Suppose $T(X)$ is unbiased for $\delta$.
Therefore, $$E_{\theta}[T(X)]=\delta\quad,\forall\,\theta$$
Or, $$\sum_{j=0}^\infty T(j)\frac{\delta(\ln (\frac{1}{\delta}))^j}{j!}=\delta\quad,\forall\,\theta$$
That is, $$T(0)\delta+T(1)\delta\cdot\ln\left(\frac{1}{\delta}\right)+\cdots=\delta\quad,\forall\,\theta$$
So we have the unique unbiased estimator (hence also UMVUE) of $\delta(\theta)$:
$$T(X)=\begin{cases}1&,\text{ if }X=0 \\ 0&,\text{ otherwise }\end{cases}$$
Clearly,
\begin{align}
\operatorname{Var}_{\theta}(T(X))&=P_{\theta}(X=0)(1-P_{\theta}(X=0))
\\&=e^{-\theta}(1-e^{-\theta})
\end{align}
The Cramer-Rao bound for $\delta$ is $$\text{CRLB}(\delta)=\frac{\left(\frac{d}{d\theta}\delta(\theta)\right)^2}{I(\theta)}\,,$$
where $I(\theta)=E_{\theta}\left[\frac{\partial}{\partial\theta}\ln f_{\theta}(X)\right]^2=\frac1{\theta}$ is the Fisher information, $f_{\theta}$ being the pmf of $X$.
This eventually reduces to $$\text{CRLB}(\delta)=\theta e^{-2\theta}$$
Now take the ratio of variance of $T$ and the Cramer-Rao bound:
\begin{align}
\frac{\operatorname{Var}_{\theta}(T(X))}{\text{CRLB}(\delta)}&=\frac{e^{-\theta}(1-e^{-\theta})}{\theta e^{-2\theta}}
\\&=\frac{e^{\theta}-1}{\theta}
\\&=\frac{1}{\theta}\left[\left(1+\theta+\frac{\theta^2}{2}+\cdots\right)-1\right]
\\&=1+\frac{\theta}{2}+\cdots
\\&>1
\end{align}
With exactly same calculation this conclusion holds here if there is a sample of $n$ observations with $n>1$. In this case the UMVUE of $\delta$ is $\left(1-\frac1n\right)^{\sum_{i=1}^n X_i}$ with variance $e^{-2\theta}(e^{\theta/n}-1)$.
- Estimation of $\theta$ when $X_1,\ldots,X_n$ ( $n>1$) are i.i.d $\mathsf{Exp}$ with mean $1/\theta$:
Here UMVUE of $\theta$ is $\hat\theta=\frac{n-1}{\sum_{i=1}^n X_i}$, as shown here.
Using the Gamma distribution of $\sum\limits_{i=1}^n X_i$, a straightforward calculation shows $$\operatorname{Var}_{\theta}(\hat\theta)=\frac{\theta^2}{n-2}>\frac{\theta^2}{n}=\text{CRLB}(\theta)\quad,\,n>2$$
Since several distributions can be transformed to this exponential distribution, this example in fact generates many more examples.

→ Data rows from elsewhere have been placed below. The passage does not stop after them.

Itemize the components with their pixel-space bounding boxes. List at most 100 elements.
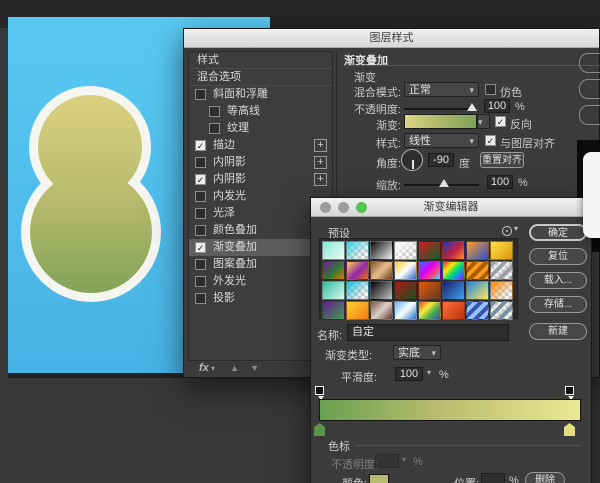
reset-button[interactable]: 复位 bbox=[529, 248, 587, 265]
stop-color-swatch[interactable] bbox=[369, 474, 389, 483]
gradient-preset-22[interactable] bbox=[466, 281, 489, 300]
align-with-layer-checkbox[interactable]: ✓ bbox=[485, 135, 496, 146]
effect-checkbox[interactable] bbox=[209, 123, 220, 134]
gradient-preset-15[interactable] bbox=[490, 261, 513, 280]
effect-row-5[interactable]: ✓内阴影+ bbox=[189, 171, 332, 188]
effect-checkbox[interactable]: ✓ bbox=[195, 242, 206, 253]
gradient-preset-31[interactable] bbox=[490, 301, 513, 320]
load-button[interactable]: 载入... bbox=[529, 272, 587, 289]
zoom-window-icon[interactable] bbox=[356, 202, 367, 213]
effect-checkbox[interactable] bbox=[195, 276, 206, 287]
effect-checkbox[interactable] bbox=[195, 293, 206, 304]
effect-row-1[interactable]: 等高线 bbox=[189, 103, 332, 120]
scale-value[interactable]: 100 bbox=[487, 175, 513, 189]
add-effect-instance-button[interactable]: + bbox=[314, 173, 327, 186]
gradient-preset-26[interactable] bbox=[370, 301, 393, 320]
opacity-slider-thumb[interactable] bbox=[467, 103, 477, 111]
gradient-preset-16[interactable] bbox=[322, 281, 345, 300]
gradient-preset-3[interactable] bbox=[394, 241, 417, 260]
gradient-preset-12[interactable] bbox=[418, 261, 441, 280]
gradient-preset-24[interactable] bbox=[322, 301, 345, 320]
gradient-preset-9[interactable] bbox=[346, 261, 369, 280]
gradient-type-dropdown[interactable]: 实底 ▾ bbox=[393, 345, 441, 360]
layer-style-title[interactable]: 图层样式 bbox=[184, 29, 599, 48]
styles-header[interactable]: 样式 bbox=[189, 52, 332, 69]
gradient-preset-29[interactable] bbox=[442, 301, 465, 320]
opacity-value[interactable]: 100 bbox=[484, 99, 510, 113]
gradient-preset-19[interactable] bbox=[394, 281, 417, 300]
save-button[interactable]: 存储... bbox=[529, 296, 587, 313]
effect-row-2[interactable]: 纹理 bbox=[189, 120, 332, 137]
gradient-preset-11[interactable] bbox=[394, 261, 417, 280]
smoothness-value[interactable]: 100 bbox=[395, 367, 423, 381]
move-effect-down-icon[interactable]: ▼ bbox=[250, 363, 259, 373]
angle-value[interactable]: -90 bbox=[428, 153, 454, 167]
add-effect-instance-button[interactable]: + bbox=[314, 139, 327, 152]
move-effect-up-icon[interactable]: ▲ bbox=[230, 363, 239, 373]
gradient-preset-18[interactable] bbox=[370, 281, 393, 300]
gradient-preset-28[interactable] bbox=[418, 301, 441, 320]
new-button[interactable]: 新建 bbox=[529, 323, 587, 340]
close-icon[interactable] bbox=[320, 202, 331, 213]
add-effect-instance-button[interactable]: + bbox=[314, 156, 327, 169]
gradient-preset-2[interactable] bbox=[370, 241, 393, 260]
delete-stop-button[interactable]: 删除 bbox=[525, 472, 565, 483]
gradient-preset-20[interactable] bbox=[418, 281, 441, 300]
effect-row-3[interactable]: ✓描边+ bbox=[189, 137, 332, 154]
effect-row-4[interactable]: 内阴影+ bbox=[189, 154, 332, 171]
effect-checkbox[interactable] bbox=[195, 208, 206, 219]
gradient-preset-10[interactable] bbox=[370, 261, 393, 280]
opacity-stop-right[interactable] bbox=[565, 386, 574, 395]
angle-degree-label: 度 bbox=[459, 155, 470, 171]
gradient-preset-17[interactable] bbox=[346, 281, 369, 300]
color-stop-left[interactable] bbox=[314, 423, 325, 436]
new-style-button-cutoff[interactable] bbox=[579, 105, 600, 125]
gradient-preset-14[interactable] bbox=[466, 261, 489, 280]
gradient-preset-23[interactable] bbox=[490, 281, 513, 300]
gradient-preview-bar[interactable] bbox=[319, 399, 581, 421]
gradient-preset-13[interactable] bbox=[442, 261, 465, 280]
angle-dial[interactable] bbox=[401, 149, 423, 171]
gradient-swatch-dropdown[interactable]: ▾ bbox=[477, 114, 490, 129]
gradient-preset-8[interactable] bbox=[322, 261, 345, 280]
gradient-preset-4[interactable] bbox=[418, 241, 441, 260]
effect-checkbox[interactable] bbox=[195, 157, 206, 168]
gradient-editor-title[interactable]: 渐变编辑器 bbox=[311, 198, 591, 217]
effect-checkbox[interactable]: ✓ bbox=[195, 174, 206, 185]
effect-checkbox[interactable] bbox=[195, 89, 206, 100]
effect-checkbox[interactable] bbox=[195, 191, 206, 202]
blend-mode-dropdown[interactable]: 正常 ▾ bbox=[404, 82, 479, 97]
gradient-preset-0[interactable] bbox=[322, 241, 345, 260]
color-stop-right[interactable] bbox=[564, 423, 575, 436]
ok-button-cutoff[interactable] bbox=[579, 53, 600, 73]
gradient-swatch[interactable] bbox=[404, 114, 477, 129]
effect-row-0[interactable]: 斜面和浮雕 bbox=[189, 86, 332, 103]
effect-checkbox[interactable] bbox=[195, 225, 206, 236]
gradient-preset-1[interactable] bbox=[346, 241, 369, 260]
gradient-preset-6[interactable] bbox=[466, 241, 489, 260]
effect-checkbox[interactable] bbox=[195, 259, 206, 270]
style-dropdown[interactable]: 线性 ▾ bbox=[404, 133, 479, 148]
blending-options-item[interactable]: 混合选项 bbox=[189, 69, 332, 86]
effect-checkbox[interactable]: ✓ bbox=[195, 140, 206, 151]
minimize-icon[interactable] bbox=[338, 202, 349, 213]
scale-slider-thumb[interactable] bbox=[439, 179, 449, 187]
name-input[interactable]: 自定 bbox=[347, 324, 509, 341]
reverse-checkbox[interactable]: ✓ bbox=[495, 116, 506, 127]
reset-button-cutoff[interactable] bbox=[579, 79, 600, 99]
opacity-slider[interactable] bbox=[404, 108, 472, 110]
gradient-preset-30[interactable] bbox=[466, 301, 489, 320]
dither-checkbox[interactable] bbox=[485, 84, 496, 95]
ok-button[interactable]: 确定 bbox=[529, 224, 587, 241]
opacity-stop-left[interactable] bbox=[315, 386, 324, 395]
gradient-preset-25[interactable] bbox=[346, 301, 369, 320]
effect-checkbox[interactable] bbox=[209, 106, 220, 117]
reset-align-button[interactable]: 重置对齐 bbox=[480, 152, 524, 168]
fx-menu-button[interactable]: fx bbox=[199, 362, 209, 374]
gradient-preset-27[interactable] bbox=[394, 301, 417, 320]
gradient-preset-5[interactable] bbox=[442, 241, 465, 260]
gear-icon[interactable] bbox=[502, 226, 512, 236]
gradient-preset-21[interactable] bbox=[442, 281, 465, 300]
gradient-preset-7[interactable] bbox=[490, 241, 513, 260]
stop-location-value[interactable] bbox=[481, 473, 505, 483]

- Estimation of $\theta^2$ when $X_1,\ldots,X_n$ are i.i.d $N(\theta,1)$:
The UMVUE of $\theta^2$ is $\overline X^2-\frac1n$ where $\overline X$ is sample mean. Among other drawbacks, this estimator can be shown to be not attaining the lower bound. See page 4 of this note for details.
Best Answer
It's difficult to identify the correct level of rigor for an answer. I added the "regularity" condition to your question, since there are unbiased estimators that beat the Cramer-Rao bound.
Regular exponential families have score functions for parameters that take this linear form. So we have some idea that this notation is not arbitrary; it comes from estimating "usual" things that produce reasonable outcomes.
As you know, obtaining maxima of a functional (like a likelihood or log-likelihood) involves finding the root of its derivative if it's smooth and the root is continuous. For regular exponential families, the linear form means the solution is obtainable in closed form.
When the score has that form, its expectation is 0 and its variance is an information matrix. It was a revelation to me to think of a score as a random variable, but indeed it's a function of $X$. Using the Cauchy–Schwartz inequality, you can show that any biased estimator is the sum of an unbiased estimator and the bias of the original estimator. Therefore the variance is greater in the sum of these two functions.